Now it has been a while and I found myself reminiscing of the good old times there. By revisiting this quiz I also thought about how we could easily create such movie connections with … Python!
The first challenge we had to overcome back then was choosing a sweet spot between well-known movies and actors and not very obvious ones. There are endless possibilities which we could consider, but most of them are very hard even for movie experts. A good compromise would be to limit ourselves on IMDB’s top 250 movies list. This is a good mix between oldies and new movies, classics and blockbusters, Hollywood and international ones.
We are going to use IMDbPY which is a Python package for retrieving data from the IMDB movie database. Luckily for us in its latest edition, it features a function of retrieving the top 250 IMDB movie list. But let’s proceed step by step. First, let’s install the latest package version from the repository:
$ pip install git+https://github.com/alberanid/imdbpy
From here we can retrieve the top 250 movies:
from imdb import IMDb
# create an instance of the IMDb class
ia = IMDb()
top_movies = ia.get_top250_movies()
Let’s see which are the top 5 movies from the list. As of today, they are the following:
>>> top_movies[:5]
[<Movie id:0111161[http] title:_The Shawshank Redemption (1994)_>,
<Movie id:0068646[http] title:_The Godfather (1972)_>,
<Movie id:0071562[http] title:_The Godfather: Part II (1974)_>,
<Movie id:0468569[http] title:_The Dark Knight (2008)_>,
<Movie id:0050083[http] title:_12 Angry Men (1957)_>]
However, although the elements of this top_movies list are of type imdb.Movie.Movie, they do not contain all the information we will need, such as the complete movie cast. For that reason, we need to convert all incomplete Movie instances from this list to the complete ones, by using a call to function ia.get_movie.
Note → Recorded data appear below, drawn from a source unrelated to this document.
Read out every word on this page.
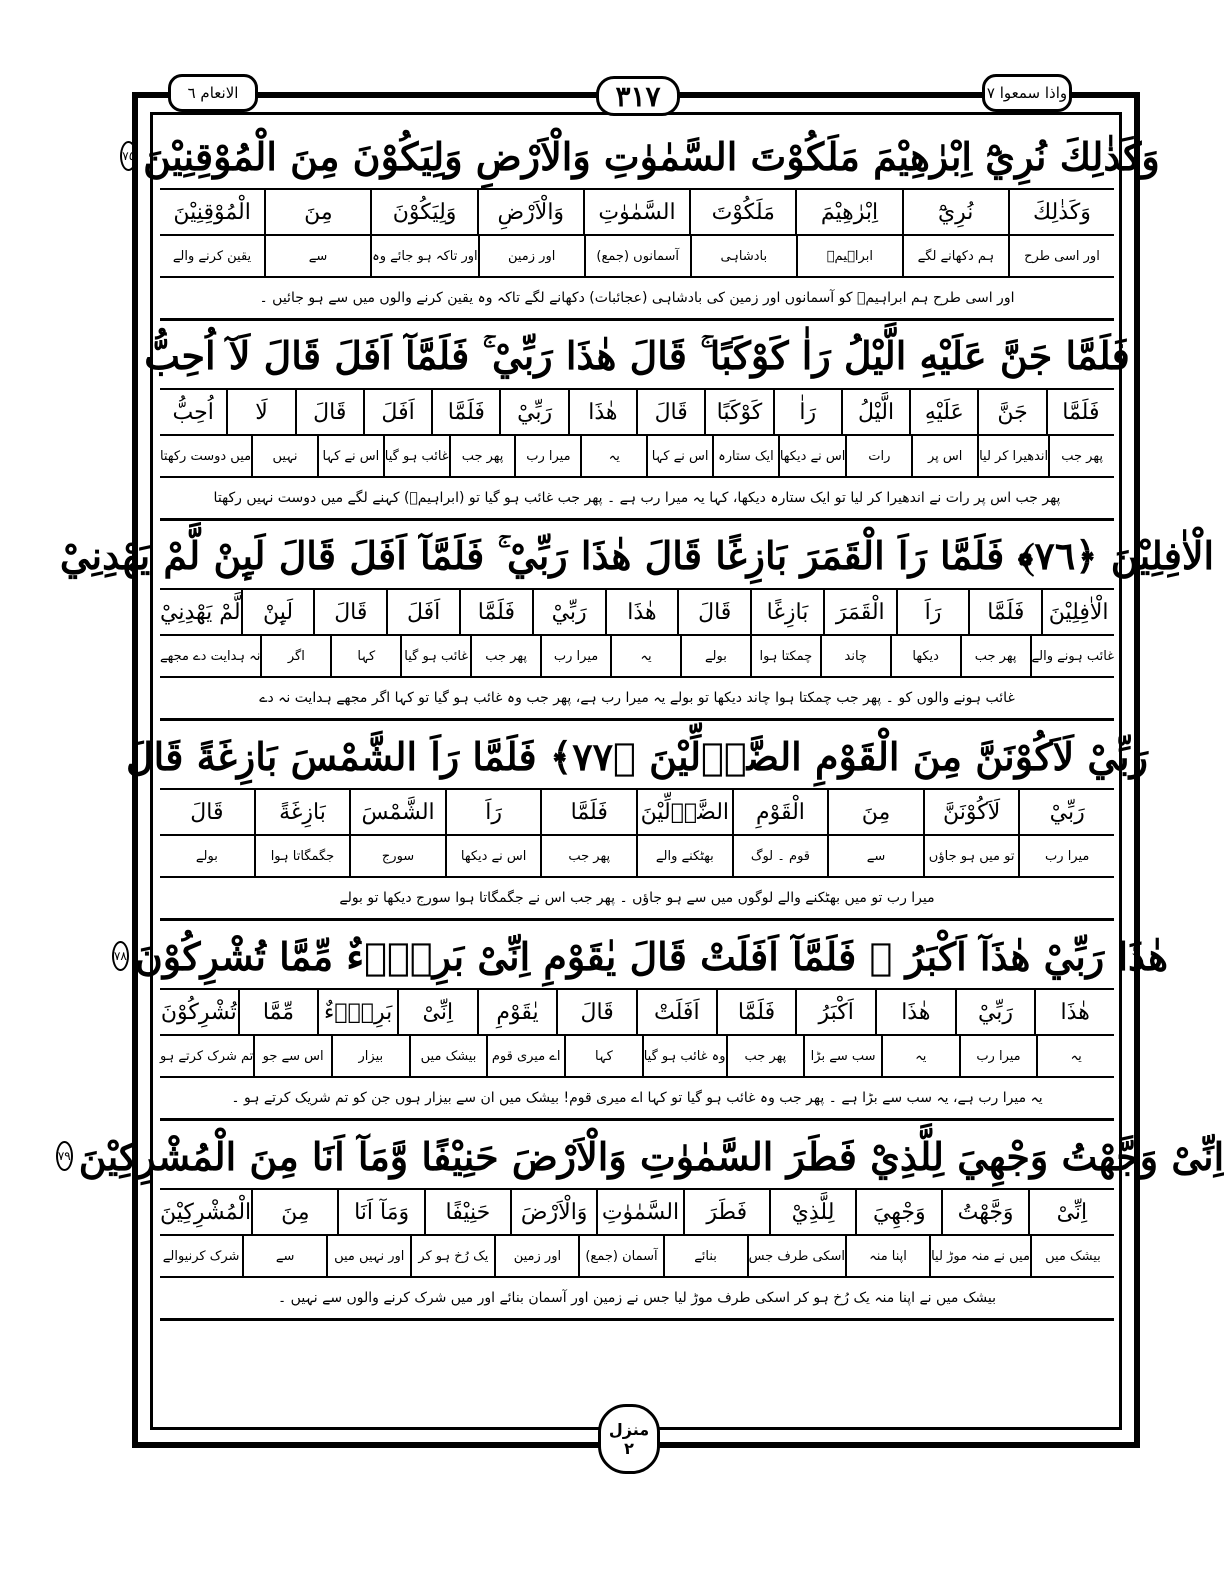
الانعام ٦	٣١٧	واذا سمعوا ٧
وَكَذٰلِكَ نُرِيْٓ اِبْرٰهِيْمَ مَلَكُوْتَ السَّمٰوٰتِ وَالْاَرْضِ وَلِيَكُوْنَ مِنَ الْمُوْقِنِيْنَ
٧٥
وَكَذٰلِكَ
نُرِيْٓ
اِبْرٰهِيْمَ
مَلَكُوْتَ
السَّمٰوٰتِ
وَالْاَرْضِ
وَلِيَكُوْنَ
مِنَ
الْمُوْقِنِيْنَ
اور اسی طرح
ہم دکھانے لگے
ابراہیمؑ
بادشاہی
آسمانوں (جمع)
اور زمین
اور تاکہ ہو جائے وہ
سے
یقین کرنے والے
اور اسی طرح ہم ابراہیمؑ کو آسمانوں اور زمین کی بادشاہی (عجائبات) دکھانے لگے تاکہ وہ یقین کرنے والوں میں سے ہو جائیں ۔
فَلَمَّا جَنَّ عَلَيْهِ الَّيْلُ رَاٰ كَوْكَبًا ۚ قَالَ هٰذَا رَبِّيْ ۚ فَلَمَّآ اَفَلَ قَالَ لَآ اُحِبُّ
فَلَمَّا
جَنَّ
عَلَيْهِ
الَّيْلُ
رَاٰ
كَوْكَبًا
قَالَ
هٰذَا
رَبِّيْ
فَلَمَّا
اَفَلَ
قَالَ
لَا
اُحِبُّ
پھر جب
اندھیرا کر لیا
اس پر
رات
اس نے دیکھا
ایک ستارہ
اس نے کہا
یہ
میرا رب
پھر جب
غائب ہو گیا
اس نے کہا
نہیں
میں دوست رکھتا
پھر جب اس پر رات نے اندھیرا کر لیا تو ایک ستارہ دیکھا، کہا یہ میرا رب ہے ۔ پھر جب غائب ہو گیا تو (ابراہیمؑ) کہنے لگے میں دوست نہیں رکھتا
الْاٰفِلِيْنَ ﴿٧٦﴾ فَلَمَّا رَاَ الْقَمَرَ بَازِغًا قَالَ هٰذَا رَبِّيْ ۚ فَلَمَّآ اَفَلَ قَالَ لَىِٕنْ لَّمْ يَهْدِنِيْ
الْاٰفِلِيْنَ
فَلَمَّا
رَاَ
الْقَمَرَ
بَازِغًا
قَالَ
هٰذَا
رَبِّيْ
فَلَمَّا
اَفَلَ
قَالَ
لَىِٕنْ
لَّمْ يَهْدِنِيْ
غائب ہونے والے
پھر جب
دیکھا
چاند
چمکتا ہوا
بولے
یہ
میرا رب
پھر جب
غائب ہو گیا
کہا
اگر
نہ ہدایت دے مجھے
غائب ہونے والوں کو ۔ پھر جب چمکتا ہوا چاند دیکھا تو بولے یہ میرا رب ہے، پھر جب وہ غائب ہو گیا تو کہا اگر مجھے ہدایت نہ دے
رَبِّيْ لَاَكُوْنَنَّ مِنَ الْقَوْمِ الضَّاۗلِّيْنَ ﴿٧٧﴾ فَلَمَّا رَاَ الشَّمْسَ بَازِغَةً قَالَ
رَبِّيْ
لَاَكُوْنَنَّ
مِنَ
الْقَوْمِ
الضَّاۗلِّيْنَ
فَلَمَّا
رَاَ
الشَّمْسَ
بَازِغَةً
قَالَ
میرا رب
تو میں ہو جاؤں
سے
قوم ۔ لوگ
بھٹکنے والے
پھر جب
اس نے دیکھا
سورج
جگمگاتا ہوا
بولے
میرا رب تو میں بھٹکنے والے لوگوں میں سے ہو جاؤں ۔ پھر جب اس نے جگمگاتا ہوا سورج دیکھا تو بولے
هٰذَا رَبِّيْ هٰذَآ اَكْبَرُ ۚ فَلَمَّآ اَفَلَتْ قَالَ يٰقَوْمِ اِنِّىْ بَرِيْۗءٌ مِّمَّا تُشْرِكُوْنَ
٧٨
هٰذَا
رَبِّيْ
هٰذَا
اَكْبَرُ
فَلَمَّا
اَفَلَتْ
قَالَ
يٰقَوْمِ
اِنِّىْ
بَرِيْۗءٌ
مِّمَّا
تُشْرِكُوْنَ
یہ
میرا رب
یہ
سب سے بڑا
پھر جب
وہ غائب ہو گیا
کہا
اے میری قوم
بیشک میں
بیزار
اس سے جو
تم شرک کرتے ہو
یہ میرا رب ہے، یہ سب سے بڑا ہے ۔ پھر جب وہ غائب ہو گیا تو کہا اے میری قوم! بیشک میں ان سے بیزار ہوں جن کو تم شریک کرتے ہو ۔
اِنِّىْ وَجَّهْتُ وَجْهِيَ لِلَّذِيْ فَطَرَ السَّمٰوٰتِ وَالْاَرْضَ حَنِيْفًا وَّمَآ اَنَا مِنَ الْمُشْرِكِيْنَ
٧٩
اِنِّىْ
وَجَّهْتُ
وَجْهِيَ
لِلَّذِيْ
فَطَرَ
السَّمٰوٰتِ
وَالْاَرْضَ
حَنِيْفًا
وَمَآ اَنَا
مِنَ
الْمُشْرِكِيْنَ
بیشک میں
میں نے منہ موڑ لیا
اپنا منہ
اسکی طرف جس
بنائے
آسمان (جمع)
اور زمین
یک رُخ ہو کر
اور نہیں میں
سے
شرک کرنیوالے
بیشک میں نے اپنا منہ یک رُخ ہو کر اسکی طرف موڑ لیا جس نے زمین اور آسمان بنائے اور میں شرک کرنے والوں سے نہیں ۔
منزل
٢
Since this might take some time it would be a good idea to install tqdm a smart Python progress bar meter.
$ pip install tqdm
from tqdm import tqdm
>>> top_250_movies = [ia.get_movie(top_movies[i].movieID)
for i in tqdm(range(250))]
100%|██████████████████████████████████████████████████████|
250/250 [09:19<00:00, 2.24s/it]
The operation above took almost ten minutes, so be patient! Now we have our top 250 Movie instances. The next task is more challenging. We would like to find actors that would appear in at least two movies from the list, to have at least one connection between two movies. But let’s first find a list of all the actors in the top 250 movies. Apparently in this list, we are going to have duplicates. Let’s count them and find the ones occurring the most.
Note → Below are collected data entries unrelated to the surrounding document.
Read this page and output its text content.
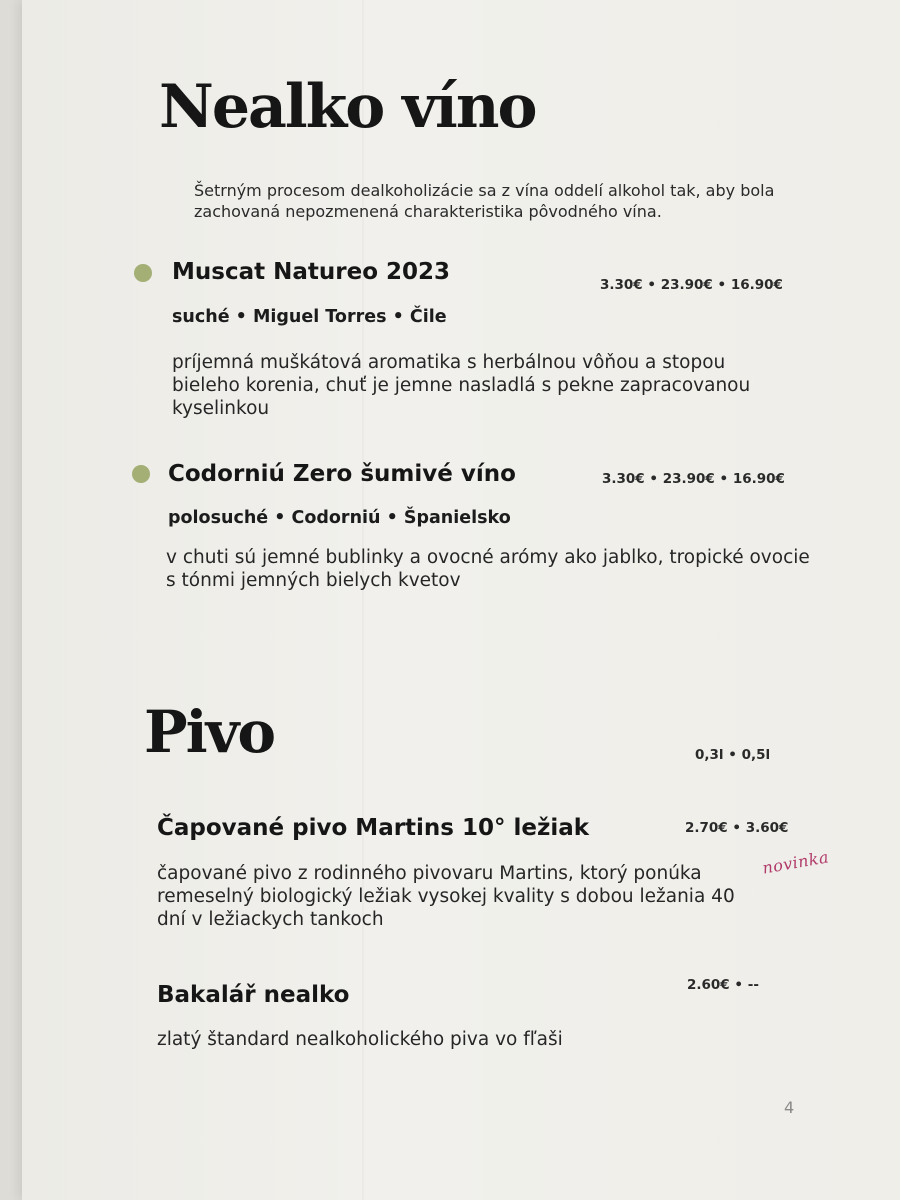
Nealko víno
Šetrným procesom dealkoholizácie sa z vína oddelí alkohol tak, aby bola zachovaná nepozmenená charakteristika pôvodného vína.
Muscat Natureo 2023	3.30€ • 23.90€ • 16.90€
suché • Miguel Torres • Čile
príjemná muškátová aromatika s herbálnou vôňou a stopou bieleho korenia, chuť je jemne nasladlá s pekne zapracovanou kyselinkou
Codorniú Zero šumivé víno	3.30€ • 23.90€ • 16.90€
polosuché • Codorniú • Španielsko
v chuti sú jemné bublinky a ovocné arómy ako jablko, tropické ovocie s tónmi jemných bielych kvetov
Pivo	0,3l • 0,5l
Čapované pivo Martins 10° ležiak	2.70€ • 3.60€
čapované pivo z rodinného pivovaru Martins, ktorý ponúka remeselný biologický ležiak vysokej kvality s dobou ležania 40 dní v ležiackych tankoch
novinka
Bakalář nealko	2.60€ • --
zlatý štandard nealkoholického piva vo fľaši
4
from collections import Counter
actors = [actor['name'] for i in range(250)
for actor in top_250_movies[i]['cast']]
actors_freq = Counter(actors)
most_common_actors = actors_freq.most_common()
Great, it seems that’s all we need! Let’s print the top 10 most common actors:
>>> most_common_actors[:10]
[('Arnold Montey', 26),
('John Ratzenberger', 10),
('Sherry Lynn', 10),
('Bess Flowers', 10),
('Robert De Niro', 9),
('Mark Falvo', 9),
("William H. O'Brien", 9),
('Arthur Tovey', 8),
('Joseph Oliveira', 8),
('Mickie McGowan', 8)]
To be honest from this list I only know Robert de Niro. And wait a minute who is Arnold Montey, that had appeared in 26 top 250 movies of all time?! Well, I did search for him and apparently is an actor specialized in very small roles. He has appeared as a Stormtrooper in “Star Wars”, a stockbroker in “Inception”, an SS major in “Inglourious Basterds”, a Roman soldier in “Gladiator”, and a man selling cigarettes in “Gangs of New York”! Yet, he remains generally unknown to the public.
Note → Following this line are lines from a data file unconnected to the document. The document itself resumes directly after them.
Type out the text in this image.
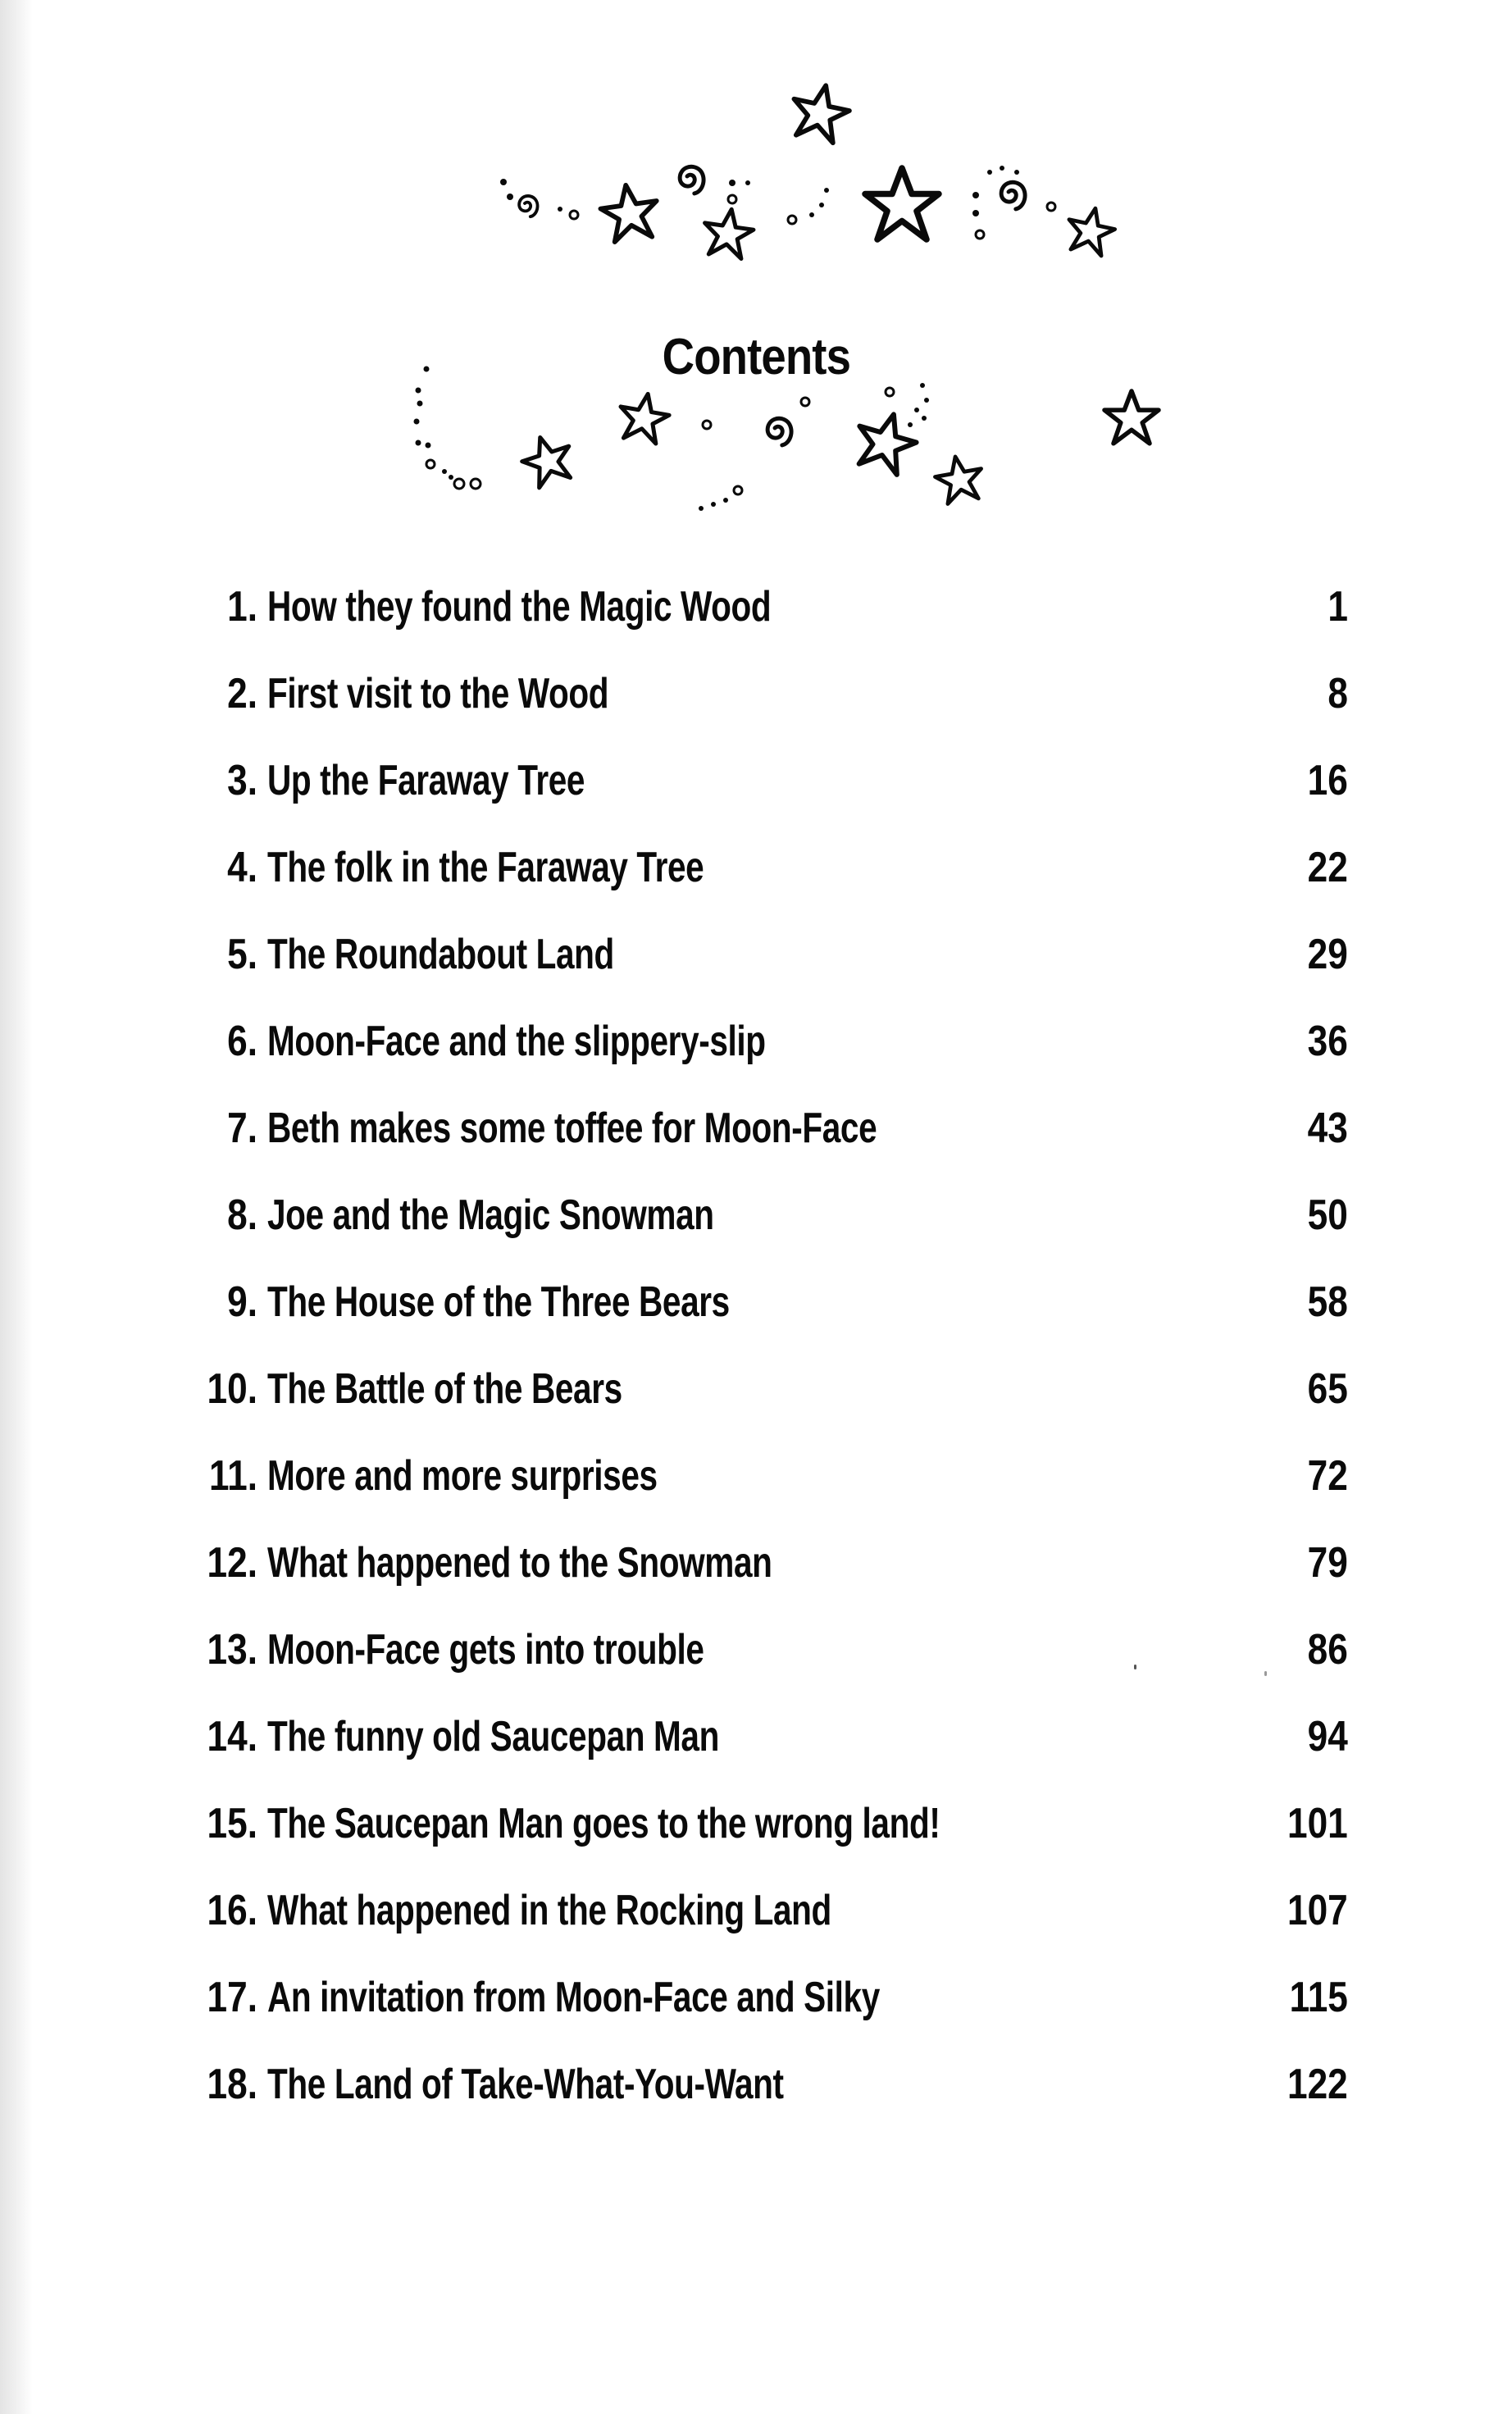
Contents
1. How they found the Magic Wood	1
2. First visit to the Wood	8
3. Up the Faraway Tree	16
4. The folk in the Faraway Tree	22
5. The Roundabout Land	29
6. Moon-Face and the slippery-slip	36
7. Beth makes some toffee for Moon-Face	43
8. Joe and the Magic Snowman	50
9. The House of the Three Bears	58
10. The Battle of the Bears	65
11. More and more surprises	72
12. What happened to the Snowman	79
13. Moon-Face gets into trouble	86
14. The funny old Saucepan Man	94
15. The Saucepan Man goes to the wrong land!	101
16. What happened in the Rocking Land	107
17. An invitation from Moon-Face and Silky	115
18. The Land of Take-What-You-Want	122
The lesson learned is that we need to include only “well-known” actors from this list. This is the subjective and manual part of the procedure. We need to consider the most popular actors that appeared at least in two movies from our list. Let’s first find out how many actors appear at least twice.
from itertools import takewhile
from operator import itemgetter
>>> sum(1 for _ in takewhile(lambda x: x >= 2,
map(itemgetter(1), most_common_actors)))
1520
So, what I did next was to go through all those 1520 actors and choose the 150 most known actors according to myself. A more objective way would have been to use the “Star meter” feature of IMDB, but currently, it is only available in IMDB Pro version and not supported by the package we use. Here are the top 10 actors from my own assembled list along with the number of movies they had appeared from our list of top 250 movies. I hope you know all of them :)
('Robert De Niro', 9)
('Morgan Freeman', 7)
('Samuel L. Jackson', 7)
('Harrison Ford', 7)
('Christian Bale', 6)
('Michael Caine', 6)
('Tom Hanks', 6)
('Leonardo DiCaprio', 6)
('Charles Chaplin', 6)
('Al Pacino', 5)
I called this manually assembled list selected_actors. This list contains only the actors full names. If we want the real class instances we should do the following:
>>> actors_instances = [ia.get_person(
ia.search_person(
actors_to_select[i])[0].getID())
for i in tqdm(range(150))]
100%|████████████████████████████████████████████████████████████████████
150/150 [09:07<00:00, 3.65s/it]
What can also happen is that none of the actors we selected appear in some movies from the list. In other words, it is not guaranteed that the selected actors will span all the list of top 250 movies. Then some of the movies will be useless since they would be “isolated” nodes in the graph. Let’s find the movies that contain at least one actor from our list of selected actors. We are going to use a list comprehension again (perhaps you already noticed the trend of using list comprehensions in this article). This one is a bit more complicated but I find it elegant as only Python can be.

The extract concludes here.